Digit factorial chains

The number $145$ is well known for the property that the sum of the factorial of its digits is equal to $145$:

$$1! + 4! + 5! = 1 + 24 + 120 = 145$$

Perhaps less well known is $169$, in that it produces the longest chain of numbers that link back to $169$; it turns out that there are only three such loops that exist:

$$\begin{aligned}
&169 \rightarrow 363601 \rightarrow 1454 \rightarrow 169\\
&871 \rightarrow 45361 \rightarrow 871\\
&872 \rightarrow 45362 \rightarrow 872\\
\end{aligned}$$

It is not difficult to prove that EVERY starting number will eventually get stuck in a loop. For example,

$$\begin{aligned}
&69 \rightarrow 363600 \rightarrow 1454 \rightarrow 169 \rightarrow 363601 (\rightarrow 1454)\\
&78 \rightarrow 45360 \rightarrow 871 \rightarrow 45361 (\rightarrow 871)\\
&540 \rightarrow 145 (\rightarrow 145)\\
\end{aligned}$$

Starting with $69$ produces a chain of five non-repeating terms, but the longest non-repeating chain with a starting number below one million is sixty terms.

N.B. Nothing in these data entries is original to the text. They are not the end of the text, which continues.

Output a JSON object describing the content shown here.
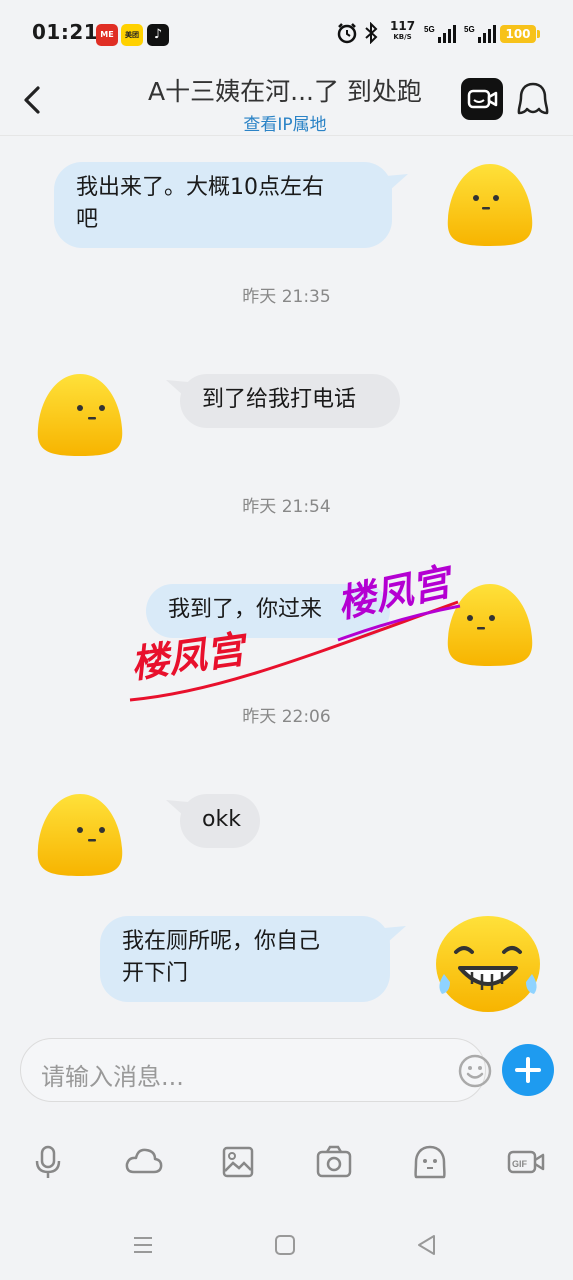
{
  "status_bar": {
    "time": "01:21",
    "apps": [
      "ME",
      "美团",
      "♪"
    ],
    "net_speed": "117",
    "net_unit": "KB/S",
    "sig1_label": "5G",
    "sig2_label": "5G",
    "battery": "100"
  },
  "header": {
    "title": "A十三姨在河...了 到处跑",
    "subtitle": "查看IP属地"
  },
  "messages": [
    {
      "from": "me",
      "text_line1": "我出来了。大概10点左右",
      "text_line2": "吧"
    },
    {
      "timestamp": "昨天 21:35"
    },
    {
      "from": "other",
      "text": "到了给我打电话"
    },
    {
      "timestamp": "昨天 21:54"
    },
    {
      "from": "me",
      "text": "我到了，你过来"
    },
    {
      "timestamp": "昨天 22:06"
    },
    {
      "from": "other",
      "text": "okk"
    },
    {
      "from": "me",
      "text_line1": "我在厕所呢，你自己",
      "text_line2": "开下门"
    }
  ],
  "watermark": {
    "text": "楼凤宫"
  },
  "input": {
    "placeholder": "请输入消息..."
  },
  "toolbar": {
    "items": [
      "mic-icon",
      "cloud-icon",
      "image-icon",
      "camera-icon",
      "sticker-icon",
      "gif-icon"
    ]
  },
  "colors": {
    "accent": "#1e9bf0",
    "my_bubble": "#d9eaf8",
    "other_bubble": "#e6e7ea",
    "link": "#2b83c6"
  }
}
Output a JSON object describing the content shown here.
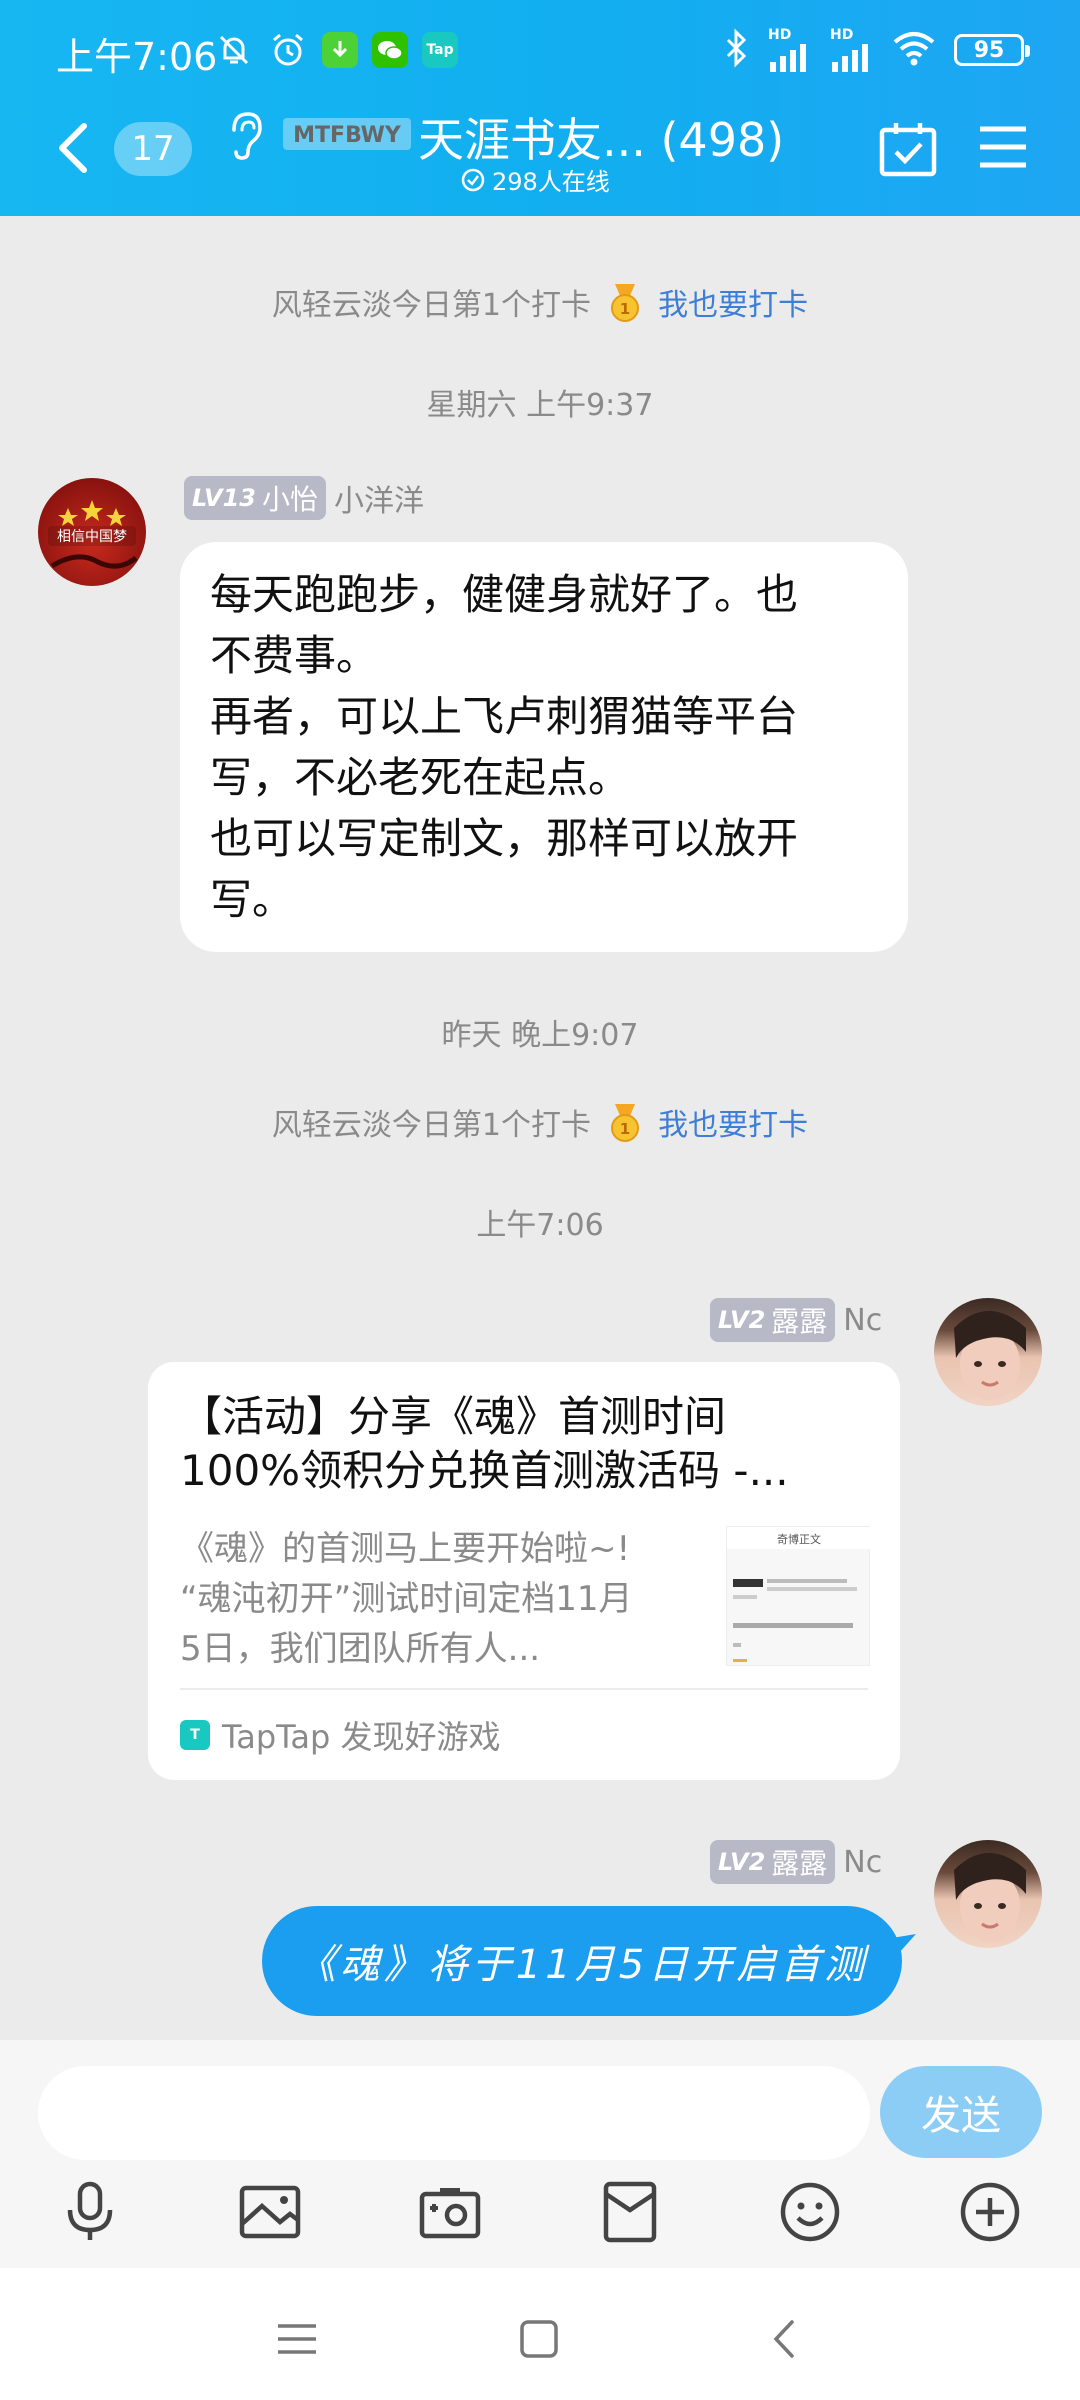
{
  "status_bar": {
    "time": "上午7:06",
    "battery": "95",
    "left_icons": [
      "mute-bell-icon",
      "alarm-icon",
      "download-app-icon",
      "wechat-icon",
      "taptap-app-icon"
    ],
    "right_icons": [
      "bluetooth-icon",
      "signal-hd-1-icon",
      "signal-hd-2-icon",
      "wifi-icon",
      "battery-icon"
    ],
    "hd_label": "HD"
  },
  "header": {
    "unread_count": "17",
    "brand_logo_text": "MTFBWY",
    "title": "天涯书友... (498)",
    "online": "298人在线",
    "background": "#12aef0"
  },
  "messages": [
    {
      "type": "system",
      "text": "风轻云淡今日第1个打卡",
      "link": "我也要打卡"
    },
    {
      "type": "time",
      "text": "星期六 上午9:37"
    },
    {
      "type": "incoming",
      "level": "LV13",
      "title": "小怡",
      "sender": "小洋洋",
      "avatar_text": "相信中国梦",
      "lines": [
        "每天跑跑步，健健身就好了。也",
        "不费事。",
        "再者，可以上飞卢刺猬猫等平台",
        "写，不必老死在起点。",
        "也可以写定制文，那样可以放开",
        "写。"
      ]
    },
    {
      "type": "time",
      "text": "昨天 晚上9:07"
    },
    {
      "type": "system",
      "text": "风轻云淡今日第1个打卡",
      "link": "我也要打卡"
    },
    {
      "type": "time",
      "text": "上午7:06"
    },
    {
      "type": "outgoing-card",
      "level": "LV2",
      "title": "露露",
      "sender": "Nc",
      "card_title_1": "【活动】分享《魂》首测时间",
      "card_title_2": "100%领积分兑换首测激活码 -...",
      "card_desc_1": "《魂》的首测马上要开始啦~!",
      "card_desc_2": "“魂沌初开”测试时间定档11月",
      "card_desc_3": "5日，我们团队所有人...",
      "thumb_heading": "奇博正文",
      "source": "TapTap 发现好游戏"
    },
    {
      "type": "outgoing",
      "level": "LV2",
      "title": "露露",
      "sender": "Nc",
      "text": "《魂》将于11月5日开启首测"
    }
  ],
  "input": {
    "placeholder": "",
    "send_label": "发送",
    "tools": [
      "microphone-icon",
      "image-icon",
      "camera-icon",
      "red-packet-icon",
      "emoji-icon",
      "plus-icon"
    ]
  },
  "system_nav": [
    "menu-nav-icon",
    "home-nav-icon",
    "back-nav-icon"
  ],
  "colors": {
    "accent": "#1c9ef0",
    "link": "#3d7fd6",
    "chat_bg": "#ebebeb",
    "level_badge": "#b7b9c7"
  }
}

How many chains, with a starting number below one million, contain exactly sixty non-repeating terms?


数字阶乘链

众所周知,$145$的各位数字的阶乘之和恰好等于本身:

$$1! + 4! + 5! = 1 + 24 + 120 = 145$$

但很少有人注意到,从$169$开始不断地取各位数字的阶乘之和,将会进入循环回到$169$,而且这是所有循环中最长的一个。事实上,只存在三个这样的循环:

$$\begin{aligned}
&169 \rightarrow 363601 \rightarrow 1454 \rightarrow 169\\
&871 \rightarrow 45361 \rightarrow 871\\
&872 \rightarrow 45362 \rightarrow 872\\
\end{aligned}$$

不难证明,从任意数字出发最终都会陷入循环。例如,

$$\begin{aligned}
&69 \rightarrow 363600 \rightarrow 1454 \rightarrow 169 \rightarrow 363601 (\rightarrow 1454)\\
&78 \rightarrow 45360 \rightarrow 871 \rightarrow 45361 (\rightarrow 871)\\
&540 \rightarrow 145 (\rightarrow 145)\\
\end{aligned}$$

从$69$开始直到进入循环,会得到五个不同的项,而从任意一个小于一百万的数开始,最多能够得到六十个不同的项。

有多少个小于一百万的数满足,从这些数开始不断地取各位数字的阶乘之和,恰好能够得到六十个不同的项?